No obstante, el Tribunal Superior de Bogotá le dio la razón a Ordóñez con el argumento de que el derecho a la libertad religiosa implica la posibilidad de profesar de manera privada y silenciosa el credo de preferencia y que no existe certeza de que los calendarios señalados hayan sido patrocinados por la Entidad. La Corte Suprema confirmó la decisión.

El abogado Germán Rincón Perfetti señaló lo mismo y agregó que en la inauguración de dos instalaciones de esta entidad hubo presencia de sacerdotes católicos y se rezó un rosario. El Tribunal Superior de Bogotá falló de nuevo a favor del Procurador, aclarando en su sentencia que la participación de cualquiera de los funcionarios de la entidad en este tipo de actos hace parte de su derecho a la libertad religiosa.

El Consejo Seccional de la Judicatura falló a favor de Ordóñez frente a la solicitud que 1.100 mujeres le hicieron al procurador. Ellas buscaban que se retractara de haberse opuesto al aborto en sus tres excepciones legales.

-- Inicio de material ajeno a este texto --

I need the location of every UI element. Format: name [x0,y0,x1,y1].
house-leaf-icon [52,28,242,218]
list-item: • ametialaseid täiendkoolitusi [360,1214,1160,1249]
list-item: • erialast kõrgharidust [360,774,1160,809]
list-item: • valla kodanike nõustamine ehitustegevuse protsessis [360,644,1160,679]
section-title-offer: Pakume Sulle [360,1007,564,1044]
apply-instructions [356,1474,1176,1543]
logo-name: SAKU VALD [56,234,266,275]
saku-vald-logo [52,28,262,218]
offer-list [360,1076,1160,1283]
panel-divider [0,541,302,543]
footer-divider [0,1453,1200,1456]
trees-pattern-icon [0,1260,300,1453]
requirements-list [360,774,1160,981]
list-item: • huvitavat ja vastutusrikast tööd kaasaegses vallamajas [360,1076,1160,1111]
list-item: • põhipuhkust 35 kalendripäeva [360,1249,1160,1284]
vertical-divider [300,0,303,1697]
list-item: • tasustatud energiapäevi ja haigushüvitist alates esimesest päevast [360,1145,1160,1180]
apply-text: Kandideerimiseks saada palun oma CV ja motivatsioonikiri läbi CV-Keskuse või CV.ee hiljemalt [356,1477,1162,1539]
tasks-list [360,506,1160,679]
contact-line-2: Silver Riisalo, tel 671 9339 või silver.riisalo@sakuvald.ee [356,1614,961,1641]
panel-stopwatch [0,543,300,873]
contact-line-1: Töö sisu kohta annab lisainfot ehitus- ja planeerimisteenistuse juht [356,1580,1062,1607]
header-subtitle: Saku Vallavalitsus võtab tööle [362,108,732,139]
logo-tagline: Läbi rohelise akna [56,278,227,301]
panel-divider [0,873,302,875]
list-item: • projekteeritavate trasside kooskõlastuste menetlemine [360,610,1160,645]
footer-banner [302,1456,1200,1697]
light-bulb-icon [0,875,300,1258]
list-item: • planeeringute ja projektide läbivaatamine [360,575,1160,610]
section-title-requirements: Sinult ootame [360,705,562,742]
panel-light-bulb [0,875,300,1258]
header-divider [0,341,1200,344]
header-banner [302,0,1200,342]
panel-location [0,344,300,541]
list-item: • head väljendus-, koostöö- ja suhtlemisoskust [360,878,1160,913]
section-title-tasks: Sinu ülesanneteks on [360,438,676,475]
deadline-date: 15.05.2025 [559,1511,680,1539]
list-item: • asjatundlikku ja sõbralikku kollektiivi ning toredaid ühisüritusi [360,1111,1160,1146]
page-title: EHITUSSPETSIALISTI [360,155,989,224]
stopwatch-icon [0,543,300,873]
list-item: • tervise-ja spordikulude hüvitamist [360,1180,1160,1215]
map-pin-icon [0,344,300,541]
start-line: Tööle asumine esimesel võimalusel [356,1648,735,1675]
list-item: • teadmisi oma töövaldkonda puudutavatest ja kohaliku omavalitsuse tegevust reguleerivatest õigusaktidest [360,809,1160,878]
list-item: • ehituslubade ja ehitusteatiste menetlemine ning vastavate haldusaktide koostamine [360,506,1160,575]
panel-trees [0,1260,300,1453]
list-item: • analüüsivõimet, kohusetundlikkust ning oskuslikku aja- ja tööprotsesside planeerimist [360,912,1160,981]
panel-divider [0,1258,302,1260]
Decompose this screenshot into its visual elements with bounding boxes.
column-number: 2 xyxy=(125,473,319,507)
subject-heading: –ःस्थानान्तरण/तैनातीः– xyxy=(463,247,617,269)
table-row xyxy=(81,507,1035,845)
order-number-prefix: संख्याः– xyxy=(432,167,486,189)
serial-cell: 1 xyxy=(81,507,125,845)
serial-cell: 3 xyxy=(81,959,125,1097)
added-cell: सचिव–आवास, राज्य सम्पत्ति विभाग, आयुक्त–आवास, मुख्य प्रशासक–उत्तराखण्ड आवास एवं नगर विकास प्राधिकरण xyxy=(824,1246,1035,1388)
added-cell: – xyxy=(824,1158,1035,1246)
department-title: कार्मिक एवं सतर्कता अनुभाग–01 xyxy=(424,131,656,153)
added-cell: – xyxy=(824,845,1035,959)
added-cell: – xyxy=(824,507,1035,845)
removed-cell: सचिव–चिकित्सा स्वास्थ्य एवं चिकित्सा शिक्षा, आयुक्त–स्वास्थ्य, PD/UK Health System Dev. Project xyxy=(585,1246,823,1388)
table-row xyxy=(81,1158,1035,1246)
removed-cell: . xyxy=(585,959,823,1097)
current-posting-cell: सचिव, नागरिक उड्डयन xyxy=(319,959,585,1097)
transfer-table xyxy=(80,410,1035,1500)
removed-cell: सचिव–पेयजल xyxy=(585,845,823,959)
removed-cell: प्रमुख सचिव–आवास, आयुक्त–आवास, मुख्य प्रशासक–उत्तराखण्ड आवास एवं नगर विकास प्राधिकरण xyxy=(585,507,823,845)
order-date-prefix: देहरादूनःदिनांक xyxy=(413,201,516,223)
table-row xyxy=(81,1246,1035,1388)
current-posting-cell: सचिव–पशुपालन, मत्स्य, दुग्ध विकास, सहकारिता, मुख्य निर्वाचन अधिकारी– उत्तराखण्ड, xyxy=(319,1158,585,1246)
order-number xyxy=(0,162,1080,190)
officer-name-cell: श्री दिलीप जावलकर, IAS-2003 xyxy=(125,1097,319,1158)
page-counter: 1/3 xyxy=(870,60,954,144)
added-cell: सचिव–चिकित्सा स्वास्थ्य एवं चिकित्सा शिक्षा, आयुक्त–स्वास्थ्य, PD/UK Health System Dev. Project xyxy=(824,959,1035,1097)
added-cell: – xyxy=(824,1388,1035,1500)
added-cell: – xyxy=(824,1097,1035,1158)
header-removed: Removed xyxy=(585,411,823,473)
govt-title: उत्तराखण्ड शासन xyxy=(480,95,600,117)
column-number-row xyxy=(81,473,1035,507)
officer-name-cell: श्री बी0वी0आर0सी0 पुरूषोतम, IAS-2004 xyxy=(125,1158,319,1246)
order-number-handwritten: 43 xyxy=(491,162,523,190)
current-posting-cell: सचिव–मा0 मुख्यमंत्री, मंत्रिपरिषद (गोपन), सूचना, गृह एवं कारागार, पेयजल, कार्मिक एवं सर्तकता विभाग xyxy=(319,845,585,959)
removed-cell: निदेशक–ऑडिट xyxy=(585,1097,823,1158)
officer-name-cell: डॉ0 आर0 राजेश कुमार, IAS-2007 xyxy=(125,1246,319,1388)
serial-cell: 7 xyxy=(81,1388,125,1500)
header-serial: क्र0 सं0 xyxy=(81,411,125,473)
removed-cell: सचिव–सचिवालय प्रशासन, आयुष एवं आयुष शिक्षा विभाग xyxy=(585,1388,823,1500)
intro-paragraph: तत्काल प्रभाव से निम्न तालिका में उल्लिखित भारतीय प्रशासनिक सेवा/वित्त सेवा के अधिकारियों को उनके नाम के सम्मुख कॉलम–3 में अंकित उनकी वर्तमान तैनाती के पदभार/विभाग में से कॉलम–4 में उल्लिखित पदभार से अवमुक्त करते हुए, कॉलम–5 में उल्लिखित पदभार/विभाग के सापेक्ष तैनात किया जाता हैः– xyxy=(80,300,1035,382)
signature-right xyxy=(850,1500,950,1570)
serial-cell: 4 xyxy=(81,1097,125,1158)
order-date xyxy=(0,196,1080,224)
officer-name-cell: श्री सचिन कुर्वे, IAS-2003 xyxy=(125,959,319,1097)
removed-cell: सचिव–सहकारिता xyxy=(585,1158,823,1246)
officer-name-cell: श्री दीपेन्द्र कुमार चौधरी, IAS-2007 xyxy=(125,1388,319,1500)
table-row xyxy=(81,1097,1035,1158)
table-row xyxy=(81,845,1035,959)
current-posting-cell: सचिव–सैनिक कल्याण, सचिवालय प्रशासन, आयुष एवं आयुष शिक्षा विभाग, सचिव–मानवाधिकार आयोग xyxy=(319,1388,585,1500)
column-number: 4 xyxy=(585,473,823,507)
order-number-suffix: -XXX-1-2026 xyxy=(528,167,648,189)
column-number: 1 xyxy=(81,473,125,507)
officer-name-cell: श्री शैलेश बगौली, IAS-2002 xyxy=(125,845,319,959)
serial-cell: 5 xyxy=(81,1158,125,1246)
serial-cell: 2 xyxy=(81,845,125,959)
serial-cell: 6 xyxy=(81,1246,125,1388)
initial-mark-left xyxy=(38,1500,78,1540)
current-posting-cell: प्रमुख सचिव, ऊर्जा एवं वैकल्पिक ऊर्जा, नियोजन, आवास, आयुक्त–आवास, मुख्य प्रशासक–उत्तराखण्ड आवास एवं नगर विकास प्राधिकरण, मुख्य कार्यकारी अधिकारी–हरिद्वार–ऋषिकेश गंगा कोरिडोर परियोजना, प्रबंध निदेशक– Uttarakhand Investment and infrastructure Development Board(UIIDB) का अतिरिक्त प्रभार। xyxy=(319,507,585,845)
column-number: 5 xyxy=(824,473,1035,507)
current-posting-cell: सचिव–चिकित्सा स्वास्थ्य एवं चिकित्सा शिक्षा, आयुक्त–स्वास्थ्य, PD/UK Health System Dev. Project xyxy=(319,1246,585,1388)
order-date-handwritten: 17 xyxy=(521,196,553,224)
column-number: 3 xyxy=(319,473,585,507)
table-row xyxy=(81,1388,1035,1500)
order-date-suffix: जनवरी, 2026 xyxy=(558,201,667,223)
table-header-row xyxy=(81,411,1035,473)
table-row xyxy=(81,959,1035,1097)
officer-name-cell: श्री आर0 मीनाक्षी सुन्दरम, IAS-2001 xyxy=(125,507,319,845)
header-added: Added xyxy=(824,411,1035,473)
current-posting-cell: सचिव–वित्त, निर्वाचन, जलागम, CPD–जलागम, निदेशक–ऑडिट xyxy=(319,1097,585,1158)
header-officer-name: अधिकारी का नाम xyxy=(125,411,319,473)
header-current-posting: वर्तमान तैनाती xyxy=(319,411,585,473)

Luego llegó la tutela de Daniel Sastoque, un ex funcionario de la Procuraduría, quien alegó que sus derechos se vieron perjudicados porque se invitó en la institución a la imposición de la ceniza así como en el Auditorio y la Sala de Audiencias de la Procuraduría había crucifijos. Pero perdió esta batalla jurídica porque el Tribunal y la Corte consideraron que no se probó que el Procurador haya utilizado sus funciones para favorecer la religión católica.

Por último, un grupo de 1.100 mujeres del país le solicitaron al procurador Ordóñez que se retractara de haberse opuesto al aborto en sus tres excepciones legales. Sin embargo, el Consejo Seccional de la Judicatura falló a favor de Ordóñez, señalando que estas mujeres no se encuentran legitimadas para demandar a nombre de mujeres o niñas colombianas que quieran abortar voluntariamente. Por eso negó la tutela por considerarla improcedente. Hasta la fecha, el Procurador General ha ganado en los despachos judiciales sus cruzadas religiosas.